Protein phase separation disorder as a potentially pervasive pathogenic mechanism of male infertility

Male infertility is a complicated pathological state with high genetic susceptibility. Genetic defects and gene mutations may affect the structure and function of key molecules associated with fertility, and then clinically manifest as azoospermia, teratospermia, oligozoospermia, or asthenozoospermia. Most of the current research mainly focuses on the infertility phenotype and downstream pathways and clarifies the relevant mechanism by using molecular biology methods to construct knockout or overexpression models combined with omics and experimental verification, but how the mutation itself affects biomacromolecular functions remains poorly understood. As a special state of intracellular aggregation of biological macromolecules, phase separation (PS) is closely related to many important basic life activities. It has been reported to participate in the occurrence and development of various diseases, including neurodegenerative diseases, cardiovascular diseases and tumors, but only a few reports addressed the potential impact of protein PS on fertility.
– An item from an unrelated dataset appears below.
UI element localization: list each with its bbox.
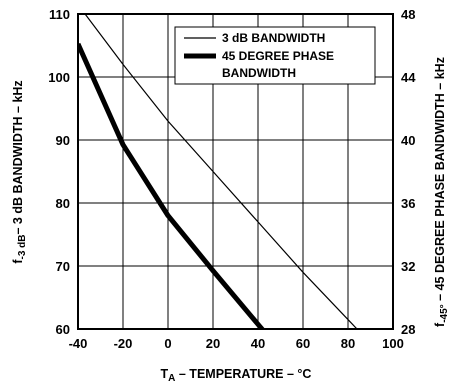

Given the physiological characteristics of PS, we hypothesize that abnormal PS may be a common pathological regulatory mechanism of male infertility, especially spermatogenesis and maturation disorders. PS can affect spermatogenesis and maturation by interfering with the phase transition of key molecules or molecular clusters, leading to gamete loss or dysfunction. Targeted modulation of PS may be a potentially powerful means to improve male fertility.